Really, the files should be under management of the operating system.
What OS are you using and is the filesystems you're using crash safe?

Have a nice day,
--
Martijn van Oosterhout <kleptog@svana.org> http://svana.org/kleptog/

Show quoted text

From each according to his ability. To each according to his ability to litigate.

#3Scott Marlowe
scott.marlowe@gmail.com
In reply to: Jack Orenstein (#1)
Re: Missing files under pg_data following power failure

On 10/12/07, Jack Orenstein <jack.orenstein@hds.com> wrote:

Our testing involves cutting power to machines running postgres 7.4,
while under load (lots of reads and writes). When we do this, we often
lose some files under pg_data storing table content. I.e., the file
named for a table's pg_class.oid value is simply gone. This can affect
many tables following a power outage. We know this problem has
occurred when we are unable to access a table, e.g.

ERROR: relation "xxx" does not exist

The table is present in the system tables, but the file storing table
content under pg_data is missing.

Can anyone provide insight on this phenomenon? Why are these files
lost? Are they really lost, or have they simply moved somewhere? What
happens to the disk blocks formerly occupied by the files?

Getting back in service following this file loss is not a problem; I'm
just trying to understand how postgres gets into this state.

First of all, this should not happen on a machine with proper
fsyncing. The possible causes are generally either fsync is off in
postgresql.conf or the drive array <--> OS layer is lying about fsync
operations.

The most common hardware cause is IDE / SATA drives / controllers that
do not enforce fsync, but instead fsync when the data is written to
drive / controller buffer memory and continue on. On IDE / SATA
drives you can often fix this by turning off the cache.

The best way to work with this is to get a known reliable battery
backed caching RAID controller which will make the system fast as well
as reliable. LSI, Areca, and Escalade are all known to make reliable
controllers. Late model Adaptecs have gotten some good reports also,
but their earlier controllers were terrible.

#4Brad Nicholson
bnichols@ca.afilias.info
In reply to: Scott Marlowe (#3)
Re: Missing files under pg_data following power failure

On Fri, 2007-10-12 at 10:54 -0500, Scott Marlowe wrote:

On 10/12/07, Jack Orenstein <jack.orenstein@hds.com> wrote:

Our testing involves cutting power to machines running postgres 7.4,
while under load (lots of reads and writes). When we do this, we often
lose some files under pg_data storing table content. I.e., the file
named for a table's pg_class.oid value is simply gone. This can affect
many tables following a power outage. We know this problem has
occurred when we are unable to access a table, e.g.

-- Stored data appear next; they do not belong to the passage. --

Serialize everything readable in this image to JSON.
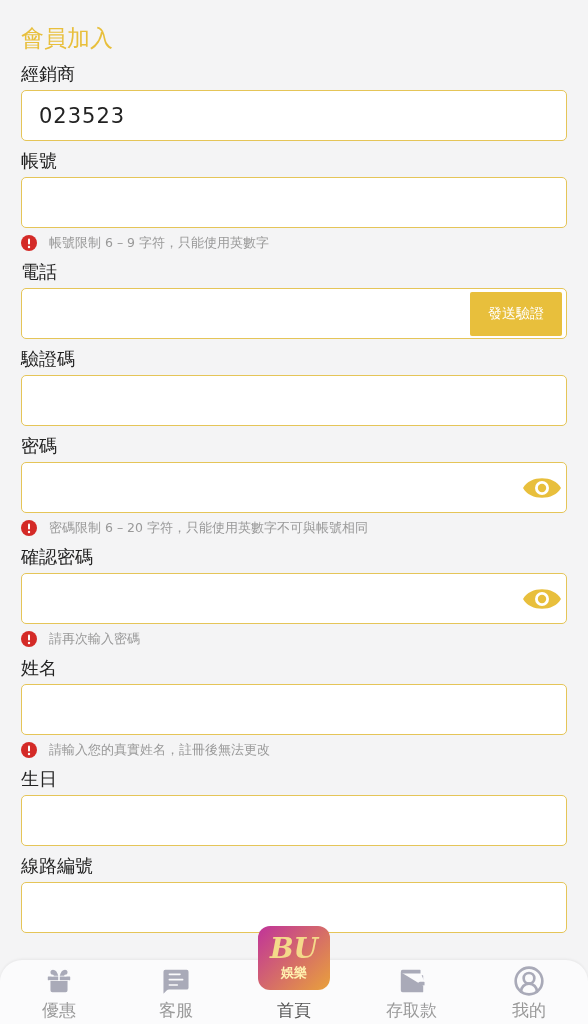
{
  "title": "會員加入",
  "fields": [
    {
      "label": "經銷商",
      "kind": "text",
      "value": "023523"
    },
    {
      "label": "帳號",
      "kind": "text",
      "hint": "帳號限制 6 – 9 字符，只能使用英數字"
    },
    {
      "label": "電話",
      "kind": "sms",
      "button": "發送驗證"
    },
    {
      "label": "驗證碼",
      "kind": "text"
    },
    {
      "label": "密碼",
      "kind": "password",
      "hint": "密碼限制 6 – 20 字符，只能使用英數字不可與帳號相同"
    },
    {
      "label": "確認密碼",
      "kind": "password",
      "hint": "請再次輸入密碼"
    },
    {
      "label": "姓名",
      "kind": "text",
      "hint": "請輸入您的真實姓名，註冊後無法更改"
    },
    {
      "label": "生日",
      "kind": "text"
    },
    {
      "label": "線路編號",
      "kind": "text"
    }
  ],
  "nav": [
    {
      "label": "優惠",
      "kind": "gift"
    },
    {
      "label": "客服",
      "kind": "chat"
    },
    {
      "label": "首頁",
      "kind": "logo",
      "logo": "BU",
      "logo_sub": "娛樂"
    },
    {
      "label": "存取款",
      "kind": "wallet"
    },
    {
      "label": "我的",
      "kind": "user"
    }
  ]
}
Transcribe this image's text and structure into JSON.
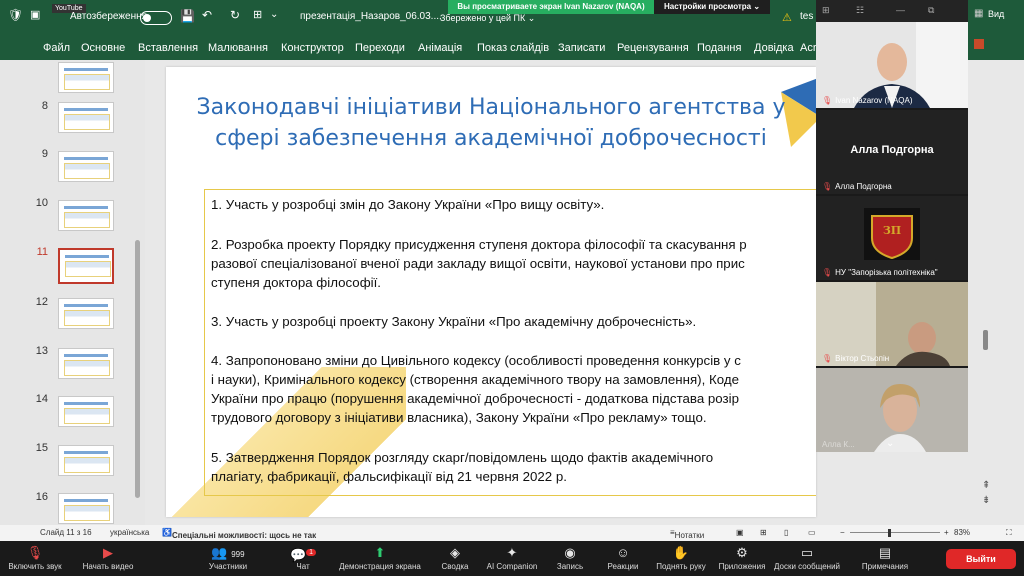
{
  "titlebar": {
    "app_badge": "YouTube",
    "autosave_label": "Автозбереження",
    "filename": "презентація_Назаров_06.03....",
    "saved_status": "Збережено у цей ПК",
    "search_partial": "tes"
  },
  "share_banner": {
    "message": "Вы просматриваете экран Ivan Nazarov (NAQA)",
    "options_label": "Настройки просмотра"
  },
  "ribbon": {
    "tabs": [
      "Файл",
      "Основне",
      "Вставлення",
      "Малювання",
      "Конструктор",
      "Переходи",
      "Анімація",
      "Показ слайдів",
      "Записати",
      "Рецензування",
      "Подання",
      "Довідка",
      "Acr"
    ]
  },
  "thumbnails": [
    {
      "num": ""
    },
    {
      "num": "8"
    },
    {
      "num": "9"
    },
    {
      "num": "10"
    },
    {
      "num": "11"
    },
    {
      "num": "12"
    },
    {
      "num": "13"
    },
    {
      "num": "14"
    },
    {
      "num": "15"
    },
    {
      "num": "16"
    }
  ],
  "slide": {
    "title_line1": "Законодавчі ініціативи Національного агентства у",
    "title_line2": "сфері забезпечення академічної доброчесності",
    "items": [
      "1. Участь у розробці змін до Закону України «Про вищу освіту».",
      "2. Розробка проекту Порядку присудження ступеня доктора філософії та скасування р",
      "разової спеціалізованої вченої ради закладу вищої освіти, наукової установи про прис",
      "ступеня доктора філософії.",
      "3. Участь у розробці проекту Закону України «Про академічну доброчесність».",
      "4. Запропоновано зміни до Цивільного кодексу (особливості проведення конкурсів у с",
      "і науки), Кримінального кодексу (створення академічного твору на замовлення), Коде",
      "України про працю (порушення академічної доброчесності - додаткова підстава розір",
      "трудового договору з ініціативи власника), Закону України «Про рекламу» тощо.",
      "5. Затвердження Порядок розгляду скарг/повідомлень щодо фактів академічного",
      "плагіату, фабрикації, фальсифікації від 21 червня 2022 р."
    ]
  },
  "participants": {
    "view_label": "Вид",
    "list": [
      {
        "name": "Ivan Nazarov (NAQA)"
      },
      {
        "name": "Алла Подгорна",
        "display": "Алла Подгорна"
      },
      {
        "name": "НУ \"Запорізька політехніка\""
      },
      {
        "name": "Віктор Стьопін"
      },
      {
        "name": "Алла К..."
      }
    ]
  },
  "status": {
    "slide": "Слайд 11 з 16",
    "language": "українська",
    "accessibility": "Спеціальні можливості: щось не так",
    "notes": "Нотатки",
    "zoom": "83%"
  },
  "zoombar": {
    "mic": "Включить звук",
    "video": "Начать видео",
    "participants_count": "999",
    "participants": "Участники",
    "chat": "Чат",
    "chat_badge": "1",
    "share": "Демонстрация экрана",
    "summary": "Сводка",
    "companion": "AI Companion",
    "record": "Запись",
    "reactions": "Реакции",
    "raise_hand": "Поднять руку",
    "apps": "Приложения",
    "whiteboards": "Доски сообщений",
    "notes": "Примечания",
    "leave": "Выйти"
  },
  "colors": {
    "ribbon": "#1e5a3a",
    "title_blue": "#2e6cb5",
    "box_border": "#e6c84a",
    "share_green": "#27ae60",
    "leave_red": "#e02828"
  }
}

ERROR: relation "xxx" does not exist

The table is present in the system tables, but the file storing table
content under pg_data is missing.

Can anyone provide insight on this phenomenon? Why are these files
lost? Are they really lost, or have they simply moved somewhere? What
happens to the disk blocks formerly occupied by the files?

Getting back in service following this file loss is not a problem; I'm
just trying to understand how postgres gets into this state.

First of all, this should not happen on a machine with proper
fsyncing. The possible causes are generally either fsync is off in
postgresql.conf or the drive array <--> OS layer is lying about fsync
operations.

What filesystem are you using? I've seen similar problems on JFS2, it
was something with logredo or fsck being busted on a Big Blue OS.

--
Brad Nicholson 416-673-4106
Database Administrator, Afilias Canada Corp.